Officials expect members to take full advantage of the Agric Growth and Opportunity Act (AGOA) initiative to achieve the objective.
Beneficiary countries are entitled to export over 6,400 products quota and duty-free to the United States.
The Africa-US bilateral arrangement encourages export-led growth to enhance trade and economic potential of sub-Saharan African countries.
Chief Executive of the Ghana Chamber, Mark Adu Aboagy, is optimistic the target can be achieved.
“The opportunity is there for over 6, 000 product but we are exporting less than 100, it means we are not taking advantage. A lot of exporters are not even aware of these individual products [so] we need to bring it to their attention.
“Currently, we import almost everything which puts pressure on our currency and foreign revenue we are not taking advantage,” he said.
According to him, together with the trades ministry and government, in a matter of five years, they expect Ghana’s revenue from export to exceed imports.
“You just can’t take up your product and export to the US because of AGOA. You must produce at acceptable export standards, and quality.
“It is a very competitive market so you should be able to produce at a competitive price, the quality that is acceptable and delivery must be on point”, he adds.
AGOA has been extended by ten years, from 2015 to 2025.
A sensitisation workshop on AGOA has been held in Kumasi to build the capacity of exporters.
It was organised by the Ghana Chamber of Commerce and Industry, and U.S Agency for International Development West Africa Trade and Investment Hub.

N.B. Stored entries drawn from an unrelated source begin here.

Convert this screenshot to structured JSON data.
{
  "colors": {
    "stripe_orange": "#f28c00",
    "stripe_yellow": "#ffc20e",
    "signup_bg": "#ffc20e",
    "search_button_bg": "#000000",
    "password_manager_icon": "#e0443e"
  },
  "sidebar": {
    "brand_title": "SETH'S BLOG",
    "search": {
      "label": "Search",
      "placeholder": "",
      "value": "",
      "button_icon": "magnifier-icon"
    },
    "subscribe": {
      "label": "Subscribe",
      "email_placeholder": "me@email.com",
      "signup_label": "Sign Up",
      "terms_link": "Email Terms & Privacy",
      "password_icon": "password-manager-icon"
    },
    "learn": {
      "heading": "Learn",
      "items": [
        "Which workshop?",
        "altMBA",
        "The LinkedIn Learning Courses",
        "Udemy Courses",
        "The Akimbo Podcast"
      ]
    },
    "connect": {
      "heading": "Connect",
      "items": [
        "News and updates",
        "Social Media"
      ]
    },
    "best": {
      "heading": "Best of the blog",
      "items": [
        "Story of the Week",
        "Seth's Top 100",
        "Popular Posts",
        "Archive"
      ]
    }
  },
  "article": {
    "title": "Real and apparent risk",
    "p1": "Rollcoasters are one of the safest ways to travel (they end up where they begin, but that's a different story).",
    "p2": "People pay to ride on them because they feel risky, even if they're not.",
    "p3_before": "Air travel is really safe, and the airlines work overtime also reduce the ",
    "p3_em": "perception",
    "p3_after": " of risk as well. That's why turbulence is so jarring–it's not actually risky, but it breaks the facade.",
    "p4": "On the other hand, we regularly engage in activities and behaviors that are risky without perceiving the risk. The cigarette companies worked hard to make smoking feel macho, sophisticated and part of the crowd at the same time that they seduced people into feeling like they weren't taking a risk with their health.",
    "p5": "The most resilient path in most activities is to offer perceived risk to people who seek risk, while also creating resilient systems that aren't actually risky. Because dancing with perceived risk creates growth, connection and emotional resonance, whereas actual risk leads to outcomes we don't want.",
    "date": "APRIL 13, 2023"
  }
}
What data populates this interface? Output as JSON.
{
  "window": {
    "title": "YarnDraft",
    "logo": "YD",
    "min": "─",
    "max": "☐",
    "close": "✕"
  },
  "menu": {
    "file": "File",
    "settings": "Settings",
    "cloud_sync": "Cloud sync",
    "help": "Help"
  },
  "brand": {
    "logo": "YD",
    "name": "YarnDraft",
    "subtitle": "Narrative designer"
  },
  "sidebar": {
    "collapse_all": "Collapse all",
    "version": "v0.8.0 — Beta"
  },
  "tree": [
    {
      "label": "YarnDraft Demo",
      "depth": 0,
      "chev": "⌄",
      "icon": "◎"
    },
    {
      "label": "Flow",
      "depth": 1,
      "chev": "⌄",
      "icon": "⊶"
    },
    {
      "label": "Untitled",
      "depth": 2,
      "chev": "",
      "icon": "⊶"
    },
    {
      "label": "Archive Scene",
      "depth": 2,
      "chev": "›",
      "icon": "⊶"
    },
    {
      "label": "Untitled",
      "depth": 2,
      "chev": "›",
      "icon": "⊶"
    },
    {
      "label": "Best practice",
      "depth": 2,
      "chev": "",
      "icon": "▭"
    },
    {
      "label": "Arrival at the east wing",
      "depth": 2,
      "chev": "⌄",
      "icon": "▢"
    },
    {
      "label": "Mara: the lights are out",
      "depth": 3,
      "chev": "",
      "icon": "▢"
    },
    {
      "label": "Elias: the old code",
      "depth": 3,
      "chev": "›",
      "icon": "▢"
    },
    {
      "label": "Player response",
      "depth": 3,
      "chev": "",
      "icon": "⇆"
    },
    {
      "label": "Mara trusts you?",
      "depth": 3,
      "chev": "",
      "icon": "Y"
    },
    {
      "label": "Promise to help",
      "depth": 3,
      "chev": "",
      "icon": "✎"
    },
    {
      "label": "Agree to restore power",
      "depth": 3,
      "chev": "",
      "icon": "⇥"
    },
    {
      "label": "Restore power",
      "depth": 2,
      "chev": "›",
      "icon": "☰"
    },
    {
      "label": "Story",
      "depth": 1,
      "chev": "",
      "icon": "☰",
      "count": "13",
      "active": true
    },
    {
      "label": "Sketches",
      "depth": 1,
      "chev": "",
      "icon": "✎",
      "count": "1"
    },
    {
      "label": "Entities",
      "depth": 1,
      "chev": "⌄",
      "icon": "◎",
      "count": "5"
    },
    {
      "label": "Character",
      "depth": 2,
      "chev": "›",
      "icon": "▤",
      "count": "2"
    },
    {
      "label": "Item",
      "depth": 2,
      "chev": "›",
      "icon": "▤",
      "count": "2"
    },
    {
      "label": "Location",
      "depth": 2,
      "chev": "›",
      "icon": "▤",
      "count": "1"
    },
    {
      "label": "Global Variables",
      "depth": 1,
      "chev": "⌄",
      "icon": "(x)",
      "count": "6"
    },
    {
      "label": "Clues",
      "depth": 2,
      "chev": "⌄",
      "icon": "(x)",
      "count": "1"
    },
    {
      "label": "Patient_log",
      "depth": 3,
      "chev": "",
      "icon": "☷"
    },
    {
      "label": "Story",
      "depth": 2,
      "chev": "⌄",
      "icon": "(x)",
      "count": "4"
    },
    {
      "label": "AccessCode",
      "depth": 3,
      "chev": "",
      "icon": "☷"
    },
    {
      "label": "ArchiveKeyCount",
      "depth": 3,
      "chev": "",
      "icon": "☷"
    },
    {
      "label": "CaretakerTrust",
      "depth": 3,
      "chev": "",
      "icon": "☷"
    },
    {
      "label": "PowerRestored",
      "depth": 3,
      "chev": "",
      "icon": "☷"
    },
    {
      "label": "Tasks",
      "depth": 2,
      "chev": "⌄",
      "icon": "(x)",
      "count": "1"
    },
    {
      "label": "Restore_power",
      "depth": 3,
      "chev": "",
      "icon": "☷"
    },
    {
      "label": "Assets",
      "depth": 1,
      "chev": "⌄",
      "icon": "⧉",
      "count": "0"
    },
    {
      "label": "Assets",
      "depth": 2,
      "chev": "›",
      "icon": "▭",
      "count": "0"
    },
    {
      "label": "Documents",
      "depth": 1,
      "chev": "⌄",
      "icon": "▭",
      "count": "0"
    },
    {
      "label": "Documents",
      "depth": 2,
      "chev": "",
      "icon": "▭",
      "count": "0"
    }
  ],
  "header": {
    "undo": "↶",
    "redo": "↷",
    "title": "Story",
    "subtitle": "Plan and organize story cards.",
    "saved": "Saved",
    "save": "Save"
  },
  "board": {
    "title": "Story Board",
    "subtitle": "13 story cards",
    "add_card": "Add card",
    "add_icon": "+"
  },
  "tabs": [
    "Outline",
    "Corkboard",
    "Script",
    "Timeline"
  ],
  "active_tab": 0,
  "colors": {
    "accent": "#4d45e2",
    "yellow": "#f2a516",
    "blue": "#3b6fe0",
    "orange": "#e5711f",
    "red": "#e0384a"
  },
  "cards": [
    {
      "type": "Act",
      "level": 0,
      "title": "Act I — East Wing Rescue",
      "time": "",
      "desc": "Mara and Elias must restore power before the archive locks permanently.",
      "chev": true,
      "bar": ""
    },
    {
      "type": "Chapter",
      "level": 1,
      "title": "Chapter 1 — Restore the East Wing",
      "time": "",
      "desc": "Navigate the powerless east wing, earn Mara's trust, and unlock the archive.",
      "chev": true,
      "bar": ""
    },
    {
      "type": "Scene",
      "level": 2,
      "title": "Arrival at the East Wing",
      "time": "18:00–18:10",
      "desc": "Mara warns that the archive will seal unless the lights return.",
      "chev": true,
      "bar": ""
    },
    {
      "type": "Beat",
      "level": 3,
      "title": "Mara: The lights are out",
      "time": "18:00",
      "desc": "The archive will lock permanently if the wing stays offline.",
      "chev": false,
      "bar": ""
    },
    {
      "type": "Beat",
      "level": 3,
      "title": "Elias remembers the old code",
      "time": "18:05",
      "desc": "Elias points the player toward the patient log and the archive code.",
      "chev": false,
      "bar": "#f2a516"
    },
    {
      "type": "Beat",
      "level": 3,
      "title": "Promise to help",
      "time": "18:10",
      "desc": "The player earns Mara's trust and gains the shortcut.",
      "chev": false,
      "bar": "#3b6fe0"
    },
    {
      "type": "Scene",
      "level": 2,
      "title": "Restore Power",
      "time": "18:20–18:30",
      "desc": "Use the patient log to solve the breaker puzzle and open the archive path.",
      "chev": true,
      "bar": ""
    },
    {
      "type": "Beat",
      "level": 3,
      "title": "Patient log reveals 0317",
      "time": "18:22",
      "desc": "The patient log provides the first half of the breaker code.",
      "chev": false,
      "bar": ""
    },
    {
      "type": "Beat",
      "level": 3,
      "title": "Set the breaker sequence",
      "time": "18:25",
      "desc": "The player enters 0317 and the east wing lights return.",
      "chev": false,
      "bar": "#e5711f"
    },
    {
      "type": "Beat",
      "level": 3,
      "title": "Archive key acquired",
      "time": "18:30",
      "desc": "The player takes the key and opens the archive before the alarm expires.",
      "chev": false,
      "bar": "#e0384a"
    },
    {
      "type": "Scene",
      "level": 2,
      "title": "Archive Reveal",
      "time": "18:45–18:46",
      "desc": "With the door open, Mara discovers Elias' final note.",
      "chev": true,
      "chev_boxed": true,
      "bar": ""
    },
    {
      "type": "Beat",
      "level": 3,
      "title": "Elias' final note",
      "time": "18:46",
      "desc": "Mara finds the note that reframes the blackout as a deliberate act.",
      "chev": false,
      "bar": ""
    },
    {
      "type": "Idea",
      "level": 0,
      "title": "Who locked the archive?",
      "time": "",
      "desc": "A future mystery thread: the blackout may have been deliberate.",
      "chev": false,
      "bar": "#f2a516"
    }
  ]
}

One of the participants, Solomon Mensah, highlights challenges to meeting internationally quality standards and indicates that developing local products for export will help stimulate economic growth.
“It is worrying when you produce and get ready for export but your goods get rejected due to international standards [regulations]. We must be assisted to meet these requirements,” he admonishes.
Ghana looks to increase non-traditional export earnings from 2.4 billion dollars in 2016 to 5 billion dollars by 2021.
Ashanti Regional Trade and Industry Officer, Mahmuda Ousman, says developing local export products could increase Ghana’s industrialisation as firms would have expanded to add value to raw materials for export to create more jobs for our people.
In view of this, the government through the Ministry of Trade and Industry has launched the National Export Strategy which seeks to ensure that each district in Ghana specialises in at least one exportable product in the country.
The strategy, according to, Mr. Ousman, will also ensure the establishment of district export committees to provide support services, information of AGOA and market access to exporters.
He added that the ministry is also putting in place a clear implementation plan in relation to the government’s ten points agenda for industrial transformation to increase Ghana’s export earnings by diversifying exports to the international market, including to the U.S market.